How to authenticate against Kubernetes clusters running on Google Container Engine using REST API?

9/28/2016

I'm writing an application to monitor a kubernetes cluster running on Google Container Engine. On the host where my application deployed, there are no kubectl and gcloud CLI nor are they allowed to be installed. So I am trying to do everything through REST API.

For creating the cluster through REST, I can use GCE Rest API with bearer token retrieved from Google OAuth Playground. Something like:

curl -i -X GET -H "Accept: application/json" -H "Content-Type: application/json" -H "Content-Length: 0" -H "Authorization: Bearer $MyBearerToken  https://container.googleapis.com/v1/projects/$PROJECT_ID/zones/$ZONE/serverconfig

I can also find Kubernetes REST API reference here. So my question is: How do I retrieve, say pod information, from my GCE Kubernetes cluster, using REST api and REST api only?

I tried with kubectl get pods --v=8, and it's using GET https://${Kubenetes_IP}/api/v1/namespaces/default/pods. But when I use the same api endpoint to curl with my GCE bearer. It gives me Unzuthorized error message.

# curl --insecure -H "Authorization: Bearer $MyBearerToken" https://${Kubenetes_IP}/api/v1/namespaces/default/pods
Unauthorized

I am guessing because I need to use a different bearer token, or some other authentication method.

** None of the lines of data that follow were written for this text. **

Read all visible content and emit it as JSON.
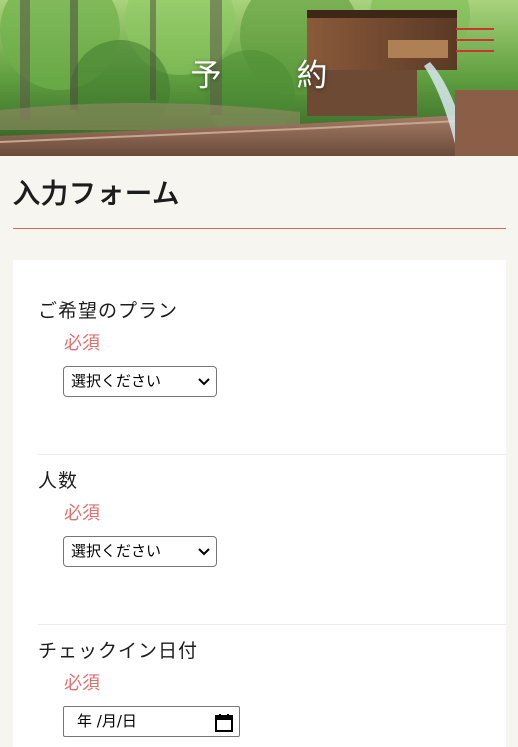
{
  "hero": {
    "title": "予　約",
    "menu_icon": "hamburger-menu-icon",
    "accent_color": "#c4392f"
  },
  "page": {
    "heading": "入力フォーム",
    "rule_color": "#d9694f"
  },
  "form": {
    "required_color": "#de7070",
    "fields": [
      {
        "label": "ご希望のプラン",
        "required": "必須",
        "control": "select",
        "value": "選択ください"
      },
      {
        "label": "人数",
        "required": "必須",
        "control": "select",
        "value": "選択ください"
      },
      {
        "label": "チェックイン日付",
        "required": "必須",
        "control": "date",
        "value": "年 /月/日"
      }
    ]
  }
}
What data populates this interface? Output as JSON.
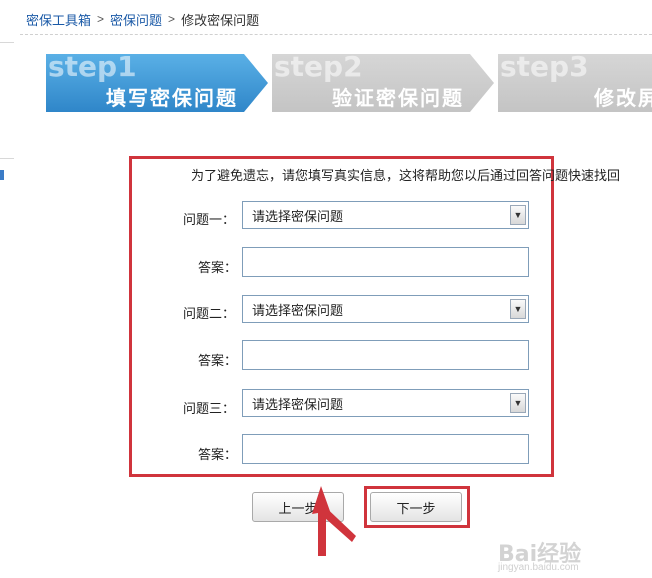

I am wondering if anyone got a quick programtic one-liner? (Without resorting to kubectl or gcloud)


Reference

This answer affirms that there is a way using bearer token, but didn't give a pointer or example

This answer also seems promising, but all the link provided are broken (and api are deprecated as well)

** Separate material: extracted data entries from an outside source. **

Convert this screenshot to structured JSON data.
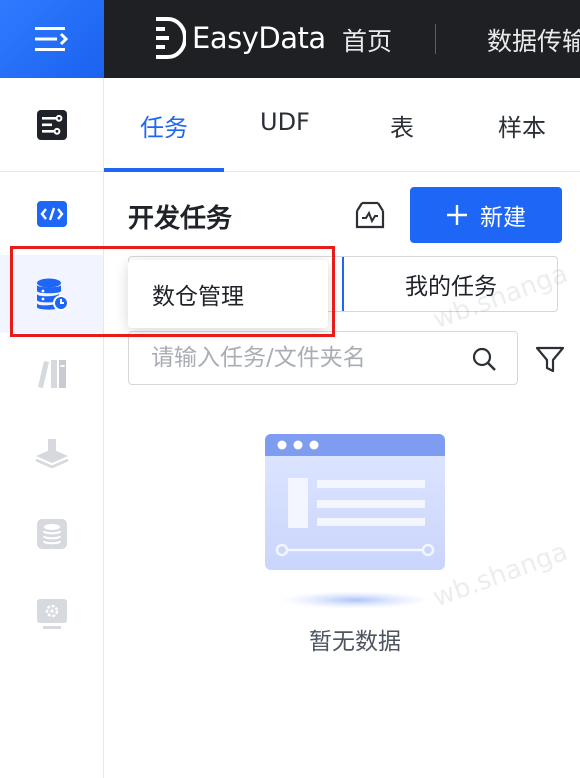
{
  "topbar": {
    "brand": "EasyData",
    "nav_home": "首页",
    "nav_transfer": "数据传输"
  },
  "tabs": [
    "任务",
    "UDF",
    "表",
    "样本"
  ],
  "active_tab": "任务",
  "panel": {
    "title": "开发任务",
    "new_button": "新建",
    "segment_left": "数仓管理",
    "segment_right": "我的任务",
    "search_placeholder": "请输入任务/文件夹名",
    "empty_text": "暂无数据"
  },
  "popover": {
    "label": "数仓管理"
  },
  "watermark": "wb.shanga",
  "icons": {
    "menu": "menu-expand-icon",
    "brand_logo": "easydata-logo-icon",
    "rail_top": "task-list-icon",
    "rail_items": [
      "code-icon",
      "data-warehouse-icon",
      "library-icon",
      "layers-icon",
      "database-icon",
      "settings-monitor-icon"
    ],
    "import": "import-icon",
    "search": "search-icon",
    "filter": "filter-icon",
    "add": "plus-icon"
  },
  "colors": {
    "primary": "#1e66f5",
    "topbar_bg": "#1f2023",
    "highlight": "#e81b1b"
  }
}
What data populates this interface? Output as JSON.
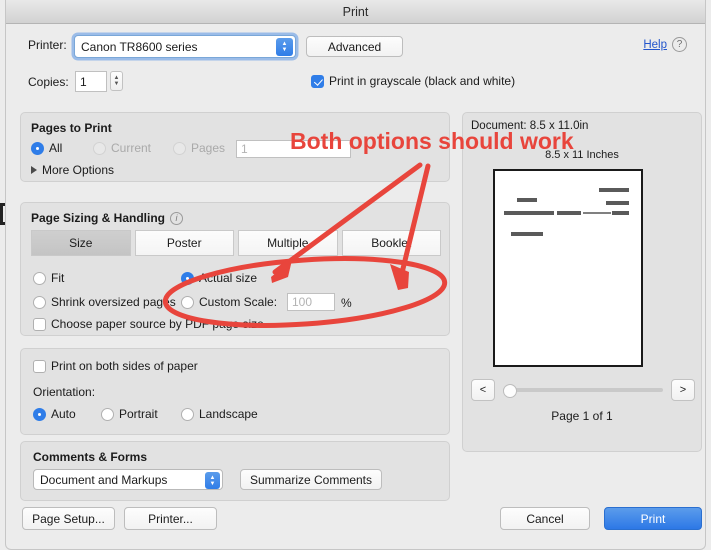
{
  "window": {
    "title": "Print"
  },
  "printer": {
    "label": "Printer:",
    "value": "Canon TR8600 series",
    "advanced_label": "Advanced",
    "help_label": "Help",
    "help_icon": "question-circle-icon"
  },
  "copies": {
    "label": "Copies:",
    "value": "1"
  },
  "grayscale": {
    "label": "Print in grayscale (black and white)",
    "checked": true
  },
  "pages_to_print": {
    "title": "Pages to Print",
    "options": [
      {
        "label": "All",
        "selected": true,
        "disabled": false
      },
      {
        "label": "Current",
        "selected": false,
        "disabled": true
      },
      {
        "label": "Pages",
        "selected": false,
        "disabled": true
      }
    ],
    "pages_field_value": "1",
    "more_options_label": "More Options",
    "more_options_icon": "triangle-right-icon"
  },
  "page_sizing": {
    "title": "Page Sizing & Handling",
    "info_icon": "info-circle-icon",
    "tabs": [
      {
        "label": "Size",
        "selected": true
      },
      {
        "label": "Poster",
        "selected": false
      },
      {
        "label": "Multiple",
        "selected": false
      },
      {
        "label": "Booklet",
        "selected": false
      }
    ],
    "options": [
      {
        "label": "Fit",
        "selected": false
      },
      {
        "label": "Actual size",
        "selected": true
      },
      {
        "label": "Shrink oversized pages",
        "selected": false
      },
      {
        "label": "Custom Scale:",
        "selected": false
      }
    ],
    "custom_scale_value": "100",
    "percent_label": "%",
    "paper_source_label": "Choose paper source by PDF page size",
    "paper_source_checked": false
  },
  "duplex": {
    "label": "Print on both sides of paper",
    "checked": false
  },
  "orientation": {
    "title": "Orientation:",
    "options": [
      {
        "label": "Auto",
        "selected": true
      },
      {
        "label": "Portrait",
        "selected": false
      },
      {
        "label": "Landscape",
        "selected": false
      }
    ]
  },
  "comments_forms": {
    "title": "Comments & Forms",
    "value": "Document and Markups",
    "summarize_label": "Summarize Comments"
  },
  "preview": {
    "document_size": "Document: 8.5 x 11.0in",
    "paper_size": "8.5 x 11 Inches",
    "page_status": "Page 1 of 1",
    "prev_label": "<",
    "next_label": ">"
  },
  "footer": {
    "page_setup_label": "Page Setup...",
    "printer_label": "Printer...",
    "cancel_label": "Cancel",
    "print_label": "Print"
  },
  "annotation": {
    "text": "Both options should work",
    "color": "#e8453c"
  }
}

This answer assumes kubectl and gcloud are installed, which is not allowed in my current use case.

-- cookieisaac
bearer-token
google-kubernetes-engine
google-oauth
kubernetes
rest

2 Answers

9/30/2016

When you authorize the OAuth2 playground to give you a token, it exchanges an Authorization Code for a Refresh Token and an Access Token.

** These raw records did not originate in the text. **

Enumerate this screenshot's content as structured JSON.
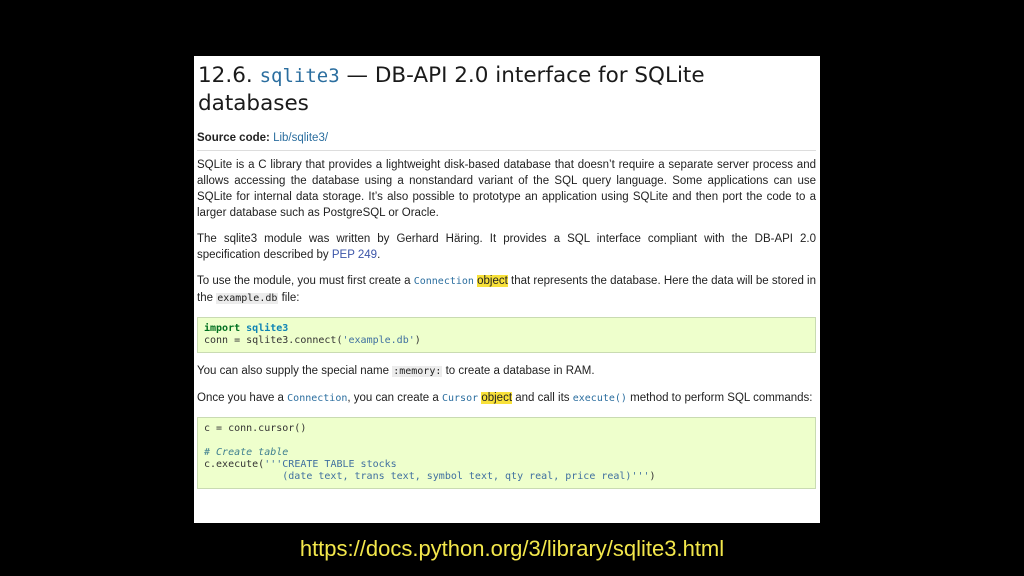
{
  "doc": {
    "title_num": "12.6.",
    "title_mod": "sqlite3",
    "title_rest": "— DB-API 2.0 interface for SQLite databases",
    "source_label": "Source code:",
    "source_link": "Lib/sqlite3/",
    "p1": "SQLite is a C library that provides a lightweight disk-based database that doesn’t require a separate server process and allows accessing the database using a nonstandard variant of the SQL query language. Some applications can use SQLite for internal data storage. It’s also possible to prototype an application using SQLite and then port the code to a larger database such as PostgreSQL or Oracle.",
    "p2_a": "The sqlite3 module was written by Gerhard Häring. It provides a SQL interface compliant with the DB-API 2.0 specification described by ",
    "p2_link": "PEP 249",
    "p2_b": ".",
    "p3_a": "To use the module, you must first create a ",
    "p3_conn": "Connection",
    "p3_obj": "object",
    "p3_b": " that represents the database. Here the data will be stored in the ",
    "p3_file": "example.db",
    "p3_c": " file:",
    "code1_kw": "import",
    "code1_mod": "sqlite3",
    "code1_line2a": "conn = sqlite3.connect(",
    "code1_str": "'example.db'",
    "code1_line2b": ")",
    "p4_a": "You can also supply the special name ",
    "p4_mem": ":memory:",
    "p4_b": " to create a database in RAM.",
    "p5_a": "Once you have a ",
    "p5_conn": "Connection",
    "p5_b": ", you can create a ",
    "p5_cursor": "Cursor",
    "p5_obj": "object",
    "p5_c": " and call its ",
    "p5_exec": "execute()",
    "p5_d": " method to perform SQL commands:",
    "code2_l1": "c = conn.cursor()",
    "code2_comment": "# Create table",
    "code2_l3a": "c.execute(",
    "code2_l3str": "'''CREATE TABLE stocks",
    "code2_l4str": "             (date text, trans text, symbol text, qty real, price real)'''",
    "code2_l4b": ")"
  },
  "caption": "https://docs.python.org/3/library/sqlite3.html"
}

The Access Token (from the OAuth2 playground) is valid for 1 hour.

The Refresh Token is a long-lived credential that is used to obtain new Access Tokens from the Authorization Server.

If you try to authenticate to the "Resource Owner" (in this case, Kubernetes) with an expired access token, it will respond with an HTTP 401 error.

-- CJ Cullen
Source: StackOverflow

9/29/2016

Token can be retrieve from Google OAuth Playground

Kubernetes can be reached by the following curl command via REST API

# curl --insecure -H "Authorization: Bearer $MyBearerToken" https://${Kubenetes_IP}/api/v1/namespaces/default/pods

Kubernetes Master IP can be retrieved with kubectl get pods --v=8 and it could probably be retrieved somewhere from GCE Web GUI as well.

Full Kubernetes REST API can be found here

Make sure the token has not yet expired, and I think right now the default TTL is 1 hour.